Definition: LASA medication errors

The NHS defines a medication error as a patient safety incident where there has been an error in the process of prescribing, preparing, dispensing, administering, monitoring, or providing advice on, medicines.⁴

In the UK, medication errors are a significant cause of patient harm, costing the NHS an estimated £98 million per year and causing, or contributing to, around 1700 deaths.⁵

There is no universally accepted definition of a LASA medication error and there are many different uses of the term ‘LASA’, so it is difficult to determine how often they occur.² ³

LASA errors do not always cause harm, as the issue may be identified before the medicine reaches the patient. This is termed a ‘near miss’. If such errors go unnoticed, however, the patient may receive the wrong medicine or dose, potentially causing serious harm.
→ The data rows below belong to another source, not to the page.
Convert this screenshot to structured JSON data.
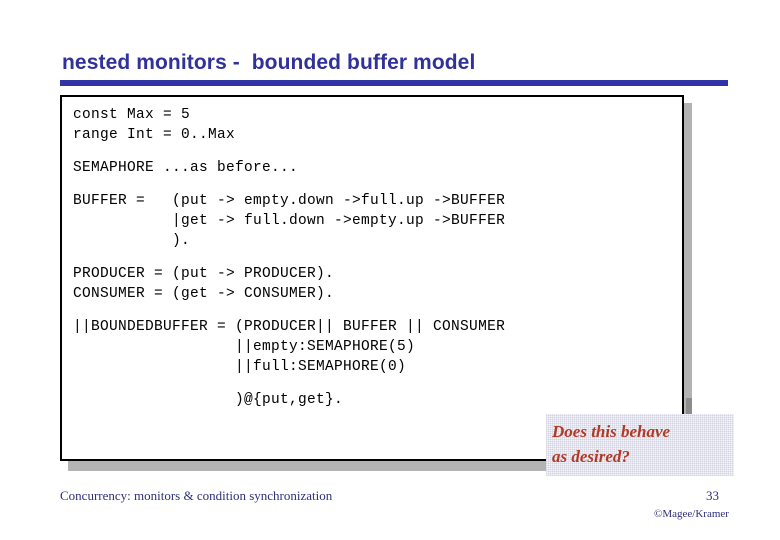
{
  "slide": {
    "title": "nested monitors -  bounded buffer model",
    "page_number": "33",
    "footer_note": "Concurrency: monitors & condition synchronization",
    "copyright": "©Magee/Kramer",
    "colors": {
      "title_blue": "#31319c",
      "rule_blue": "#3333a8",
      "annotation_red": "#b03a26",
      "footer_navy": "#2f2f7a",
      "code_border": "#000000",
      "shadow_gray": "#b3b3b3"
    }
  },
  "code": {
    "lines": [
      "const Max = 5",
      "range Int = 0..Max",
      "",
      "SEMAPHORE ...as before...",
      "",
      "BUFFER =   (put -> empty.down ->full.up ->BUFFER",
      "           |get -> full.down ->empty.up ->BUFFER",
      "           ).",
      "",
      "PRODUCER = (put -> PRODUCER).",
      "CONSUMER = (get -> CONSUMER).",
      "",
      "||BOUNDEDBUFFER = (PRODUCER|| BUFFER || CONSUMER",
      "                  ||empty:SEMAPHORE(5)",
      "                  ||full:SEMAPHORE(0)",
      "",
      "                  )@{put,get}."
    ]
  },
  "annotation": {
    "line1": "Does this behave",
    "line2": "as desired?"
  }
}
There are wide variations in the reported prevalence of LASA errors, with a recent review article suggesting that they may occur in up to 0.0022% of all prescriptions.³

In the UK, where over 1 billion prescriptions are issued each year, this incidence extrapolates to 2.2 million such errors each year.³

What causes LASA medication errors?

LASA errors can happen at any point in the medicines use process, from prescribing, transcribing, dispensing, to administration, and monitoring.²

Many are due to confusion between medicine names. This can occur when medicines have names that appear similar when written or printed (i.e. orthographic) or sound- alike when spoken (i.e. phonetic).²

Prescribed medicines all have a generic name and, until they are out of patent, a brand name. Confusion can occur between: generic–generic names (e.g. carbamazepine-carbimazole); brand–brand names (e.g. Losec-Lasix); or brand–generic names (e.g. Malarone-mefloquine).² ³

This can happen for a variety of reasons. It can relate to how the brain works when reading. For instance in the English language, reading from left to right can create confusion when the start of a medicine name is similar. As we read by ‘chunking’ groups of letters in a word, similar endings can cause the same problem.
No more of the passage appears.